Alternately, David Schweickart proposes a flat-rate tax on capital assets to replace all other business taxes. This "capital assets tax" is collected and invested by the central government. Funds are dispersed throughout society, first to regions and communities on a per capita basis, then to public banks in accordance with past performance, then to those firms with profitable project proposals. Profitable projects that promise increased employment are favored over those that do not. At each level, national, regional and local, legislatures decide what portion of their funds is to be used for public capital expenditures, then send the remainder to the next lower level. Associated with most banks are entrepreneurial divisions, which promote firm expansion and new firm creation. For large (regional or national) enterprises, local investment banks are complemented by regional and national investment banks. These too would be public institutions that receive their funds from the national investment fund.

Banks are public, not private, institutions that make grants, not loans, to business enterprises. According to Schweickart, these grants do not represent "free money", since an investment grant counts as an addition to the capital assets of the enterprise, upon which the capital-asset tax must be paid.

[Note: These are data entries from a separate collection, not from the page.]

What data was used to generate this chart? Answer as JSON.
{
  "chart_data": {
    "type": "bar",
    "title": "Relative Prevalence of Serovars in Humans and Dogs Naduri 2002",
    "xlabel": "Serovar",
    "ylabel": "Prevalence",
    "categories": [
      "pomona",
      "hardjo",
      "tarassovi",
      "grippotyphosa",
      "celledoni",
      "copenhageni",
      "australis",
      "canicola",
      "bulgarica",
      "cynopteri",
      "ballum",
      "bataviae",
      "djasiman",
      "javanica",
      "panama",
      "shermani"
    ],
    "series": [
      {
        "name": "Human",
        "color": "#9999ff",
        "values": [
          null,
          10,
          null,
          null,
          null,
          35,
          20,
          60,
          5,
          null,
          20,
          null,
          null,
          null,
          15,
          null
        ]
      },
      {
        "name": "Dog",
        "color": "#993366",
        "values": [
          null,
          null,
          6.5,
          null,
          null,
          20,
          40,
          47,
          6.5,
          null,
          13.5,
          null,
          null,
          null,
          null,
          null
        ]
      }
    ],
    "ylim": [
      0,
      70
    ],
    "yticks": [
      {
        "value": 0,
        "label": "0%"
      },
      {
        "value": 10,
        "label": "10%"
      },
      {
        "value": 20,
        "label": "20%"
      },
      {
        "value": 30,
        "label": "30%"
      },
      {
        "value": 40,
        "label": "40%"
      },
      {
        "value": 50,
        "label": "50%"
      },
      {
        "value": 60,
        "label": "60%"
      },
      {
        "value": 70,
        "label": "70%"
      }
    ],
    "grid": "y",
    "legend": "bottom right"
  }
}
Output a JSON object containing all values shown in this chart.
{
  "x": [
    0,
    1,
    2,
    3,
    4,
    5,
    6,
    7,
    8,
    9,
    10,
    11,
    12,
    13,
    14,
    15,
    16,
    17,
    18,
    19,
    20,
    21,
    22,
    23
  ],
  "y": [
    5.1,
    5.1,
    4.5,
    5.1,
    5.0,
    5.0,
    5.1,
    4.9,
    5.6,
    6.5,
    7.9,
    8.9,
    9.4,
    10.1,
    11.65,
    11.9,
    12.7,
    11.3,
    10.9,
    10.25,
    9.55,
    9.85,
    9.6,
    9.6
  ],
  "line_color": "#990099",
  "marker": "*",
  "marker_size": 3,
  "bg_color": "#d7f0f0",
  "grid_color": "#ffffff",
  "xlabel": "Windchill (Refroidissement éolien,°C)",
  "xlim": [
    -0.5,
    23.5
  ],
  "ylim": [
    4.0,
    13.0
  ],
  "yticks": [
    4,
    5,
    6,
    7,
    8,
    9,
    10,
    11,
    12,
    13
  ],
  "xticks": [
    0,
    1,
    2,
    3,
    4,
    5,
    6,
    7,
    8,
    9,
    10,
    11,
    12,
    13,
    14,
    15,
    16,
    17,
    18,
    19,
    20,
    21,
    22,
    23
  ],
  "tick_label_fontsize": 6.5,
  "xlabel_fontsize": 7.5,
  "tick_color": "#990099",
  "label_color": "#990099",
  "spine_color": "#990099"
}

Thus the capital assets tax functions as an interest rate. A bank grant is essentially a loan requiring interest payments but no repayment of principal.

While an economy of worker-self-managed enterprises might tend toward lower unemployment than under capitalism - because banks are mandated to consistently prioritize investment projects that would increase employment - Schweickart notes that it does not guarantee full employment. Social control of investment serves to increase employment. If the market provides insufficient employment, the public sector becomes the employer of last resort. The original formulation of the U.S. Humphrey-Hawkins Act of 1978 assumed that only in this way could full employment be assured in a market economy. Economic Democracy adopts this approach. Social control of investment then blocks the cyclical unemployment typical of capitalism.